In my opinion, this particular experiment was only semi-successful.  I had the keyboard volume set too low at first service, for one thing.  It was also a relatively unknown hymn so that the congregation seemed to struggle with it a bit.  (The choir will be singing next Sunday, which always helps provide a solid core sound to any hymn!)

But the whole issue reminded me of the flexibility of some composers and some music.  Early keyboard works were often composed for harpsichord or organ or piano or whatever keyboard instrument you had aruond.  Bach's Well Tempered Clavier (ostensibly a keyboard work) has famously been played by string quartets and recorded by the Swingle Singers.  This coming Sunday, we'll be hearing one of Mozart's oboe concertos played on an alto saxophone.  The variety lets us hear familiar pieces in a new way, and the change of sound helps keep our attention lest we get lulled into complacency during worship.  In that sense, I think the hymn was successful this past week, as well as the change in liturgy.  I hope you enjoyed both!

Sunday, September 5, 2010

Fall choir recruitment drive

For those of you who weren't at church this morning, I wanted to share the latest choir news.  We had a fantastic first rehearsal last Wednesday, with a few new faces and more than enough singers to form a strong core group.  I'm greatly looking forward to sharing our music with you on Rally Day next week.

But just because you missed the first rehearsal, doesn't mean that it's too late to join us.  In fact, we will be more than happy to welcome any and all newcomers this week Wednesday at 7:00.  I'm still hoping that we can make Rally Day a Run Out of Robes Sunday.  Give us a try for a few weeks!

Friday, September 3, 2010

Labor Day music

First, a brief public service announcement: remember that we return to our fall schedule for worship this weekend.  We'll see you at 8:30 or 11:00 this week!

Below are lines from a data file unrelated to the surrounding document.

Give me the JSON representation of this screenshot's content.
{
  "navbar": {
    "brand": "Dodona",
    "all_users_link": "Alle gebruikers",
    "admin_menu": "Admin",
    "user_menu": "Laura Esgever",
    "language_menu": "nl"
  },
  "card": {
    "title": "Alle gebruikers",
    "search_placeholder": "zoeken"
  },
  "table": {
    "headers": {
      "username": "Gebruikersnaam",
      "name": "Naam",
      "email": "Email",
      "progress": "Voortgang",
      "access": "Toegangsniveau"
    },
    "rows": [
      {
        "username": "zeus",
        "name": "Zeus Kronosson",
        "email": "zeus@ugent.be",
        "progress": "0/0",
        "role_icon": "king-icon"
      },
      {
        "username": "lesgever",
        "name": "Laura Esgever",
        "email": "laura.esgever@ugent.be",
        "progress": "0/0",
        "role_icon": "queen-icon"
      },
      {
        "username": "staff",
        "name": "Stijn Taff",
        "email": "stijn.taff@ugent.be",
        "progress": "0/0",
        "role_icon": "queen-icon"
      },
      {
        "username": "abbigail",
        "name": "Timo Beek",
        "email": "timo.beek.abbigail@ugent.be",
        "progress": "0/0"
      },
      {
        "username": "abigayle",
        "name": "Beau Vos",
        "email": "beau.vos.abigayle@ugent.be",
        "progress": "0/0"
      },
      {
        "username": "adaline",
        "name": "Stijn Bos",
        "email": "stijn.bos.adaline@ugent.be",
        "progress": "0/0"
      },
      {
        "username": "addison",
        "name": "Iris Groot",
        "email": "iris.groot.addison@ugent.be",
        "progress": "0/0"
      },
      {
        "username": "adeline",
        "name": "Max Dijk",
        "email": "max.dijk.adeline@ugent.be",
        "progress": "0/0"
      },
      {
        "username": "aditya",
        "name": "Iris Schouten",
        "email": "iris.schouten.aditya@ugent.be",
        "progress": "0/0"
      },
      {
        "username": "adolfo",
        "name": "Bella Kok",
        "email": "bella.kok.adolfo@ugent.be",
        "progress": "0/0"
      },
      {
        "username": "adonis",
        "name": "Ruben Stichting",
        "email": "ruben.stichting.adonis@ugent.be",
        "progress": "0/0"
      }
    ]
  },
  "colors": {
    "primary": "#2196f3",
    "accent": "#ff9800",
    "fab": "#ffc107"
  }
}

Labor Day isn't a holiday that naturally matches up with any hymns in an obvious or immediate way.  Perhaps it's due to a fundamental separation between theology (which we sometimes limit to Sundays) and our everyday lives.  It's too easy for the church and its music to get separated from our vocations.  But particularly in this time of economic struggle, it's vital for the church to speak to workers, and we are all workers.  Below is the text of a non-ELW hymn that reminds us that Jesus was a carpenter.  After that he was a preacher.  The Gospels tell us of his constant work, which should inspire us to do whatever work we have to the best of our abilities and with love.

Christ the worker, born in Bethlehem,
Born to work and die for every one.
Blessed manchild, boy of Nazareth,
Grew in wisdom as he grew in skill.
Skillful craftsman, blessed carpenter,
Praising God by labor at his bench.
Yoke maker, fashioned by his hands,
Easy yokes that made the labor less.
All who labor, listen to his call,
He will make that heavy burden light.
Heavy laden, gladly come to him,
He will ease your load and give you rest.
Christ the worker, love alive for us,
Teach us how to do all work for God.

Thursday, September 2, 2010

Translation, please!

This past Sunday we sang the well-known hymn "Come, Thou Fount of Every Blessing," and I couldn't help noticing how difficult some of the language is.  For one thing, the word "fount" could hardly be considered part of the everyday vernacular.  But at least the root word is obvious in the word fountain, so we can all still understand it.

The second verse provides a much larger challenge:

"Here I raise my Ebenezer:
'Hither by thy help I've come;'
And I hope, by thy good pleasure,
Safely to arrive at home."

What exactly is an Ebenezer?!?  Well, as the image hints, an Ebenezer is a rock, stemming from a rather obscure story in the book of 1 Samuel.  In that story, the Israelites are at war with the Philistines.  Samuel prays to God for help and protection, and the Israelites win the battle.  In recognition, he places a stone, and names it Ebenezer, which means stone of help.

So the hymn intends to remind us of God's presence and help in our lives.  Our accomplishments stem from our great gifts and endowments, mixed with our effort.  I can't help wondering if the hymn expresses that properly for us today.  Should the language be rewritten for clarity?  Should the second verse have a footnote in the hymnal?  Hopefully for at least my readers, this hymn now makes a bit more sense.